In the next procedure, you will create a report using Internet sales data. You will then execute a SQL script that will insert Japan into the DimSalesTerritory table and add a record for a sale in Japan to the FactInternetSales table. You will then refresh the report and see the order for Japan, even though you haven’t processed the cube.
Insert source data and browse the cubes
Switch to SSMS. In the MOLAP [Browse] window, click Reconnect and then remove Reseller Order Quantity from the Report pane.
In the Metadata pane, expand the Internet Sales measure group and drag Internet Order Quantity to the Report pane totals area. Notice that Japan is not one of the countries listed in the report.
On the SSMS File menu, point to Open and select File. In the Open File dialog box, browse to the C:\Microsoft Press\Analysis Services 2008 SBS\Chapter 14\SQL folder, select Update Warehouse 2.sql, and click Open.
On the Query menu, point to Connection and select Connect. In the Connect To Database Engine dialog box, change the Server Name to localhost and click Connect.

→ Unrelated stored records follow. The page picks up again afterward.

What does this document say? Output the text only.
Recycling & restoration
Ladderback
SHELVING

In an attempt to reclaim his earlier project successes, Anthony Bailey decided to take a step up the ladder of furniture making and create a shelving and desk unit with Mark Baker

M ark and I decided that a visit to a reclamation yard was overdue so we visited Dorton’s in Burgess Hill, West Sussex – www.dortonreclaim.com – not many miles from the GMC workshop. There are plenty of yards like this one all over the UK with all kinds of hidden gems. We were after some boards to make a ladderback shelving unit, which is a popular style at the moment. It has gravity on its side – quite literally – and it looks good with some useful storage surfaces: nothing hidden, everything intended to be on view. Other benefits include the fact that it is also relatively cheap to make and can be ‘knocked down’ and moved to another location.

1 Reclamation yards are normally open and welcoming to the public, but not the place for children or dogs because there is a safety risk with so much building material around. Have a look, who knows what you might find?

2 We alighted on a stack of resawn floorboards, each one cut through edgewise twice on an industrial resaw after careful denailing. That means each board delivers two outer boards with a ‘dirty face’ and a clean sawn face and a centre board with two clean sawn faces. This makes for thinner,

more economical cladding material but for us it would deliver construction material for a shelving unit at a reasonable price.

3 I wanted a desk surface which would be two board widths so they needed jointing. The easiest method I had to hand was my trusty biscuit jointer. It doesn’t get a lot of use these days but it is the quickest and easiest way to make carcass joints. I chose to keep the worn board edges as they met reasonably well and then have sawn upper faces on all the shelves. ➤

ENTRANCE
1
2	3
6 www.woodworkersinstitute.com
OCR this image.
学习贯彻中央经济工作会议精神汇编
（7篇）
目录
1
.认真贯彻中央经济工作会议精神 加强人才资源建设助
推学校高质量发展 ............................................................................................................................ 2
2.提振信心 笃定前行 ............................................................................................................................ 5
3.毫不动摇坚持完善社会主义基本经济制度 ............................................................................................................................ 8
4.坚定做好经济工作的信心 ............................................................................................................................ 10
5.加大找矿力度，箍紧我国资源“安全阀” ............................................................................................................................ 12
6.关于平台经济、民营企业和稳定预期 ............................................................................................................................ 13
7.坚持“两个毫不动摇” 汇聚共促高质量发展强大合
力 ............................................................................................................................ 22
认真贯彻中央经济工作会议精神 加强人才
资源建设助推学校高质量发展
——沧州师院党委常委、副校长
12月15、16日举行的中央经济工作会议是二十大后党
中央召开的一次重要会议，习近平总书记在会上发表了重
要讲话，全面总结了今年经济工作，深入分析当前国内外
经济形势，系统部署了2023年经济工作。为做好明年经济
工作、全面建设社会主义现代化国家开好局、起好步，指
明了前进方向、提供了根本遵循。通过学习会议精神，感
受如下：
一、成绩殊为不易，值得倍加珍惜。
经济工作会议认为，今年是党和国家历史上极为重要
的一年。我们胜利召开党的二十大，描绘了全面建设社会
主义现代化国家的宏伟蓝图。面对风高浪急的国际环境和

On the SSMS toolbar, click Execute. After the query executes successfully, close the query window. Proactive caching has been configured to automatically process the dimension after a 10-second quiet interval, so you may need to wait just a brief moment before refreshing the report.
Back in the MOLAP [Browse] window, click Reconnect on the Browser toolbar. The report shows that the sales order from the Internet order from Japan that has been added to the MOLAP cube. The number of items in the newly added order, 1, is displayed at the intersection of Japan and CY 2011. Aggregate values have also been updated. The total for CY 2011 has increased by 1 to 30,057, and the total for all years and all countries has increased by 1 to 58,190.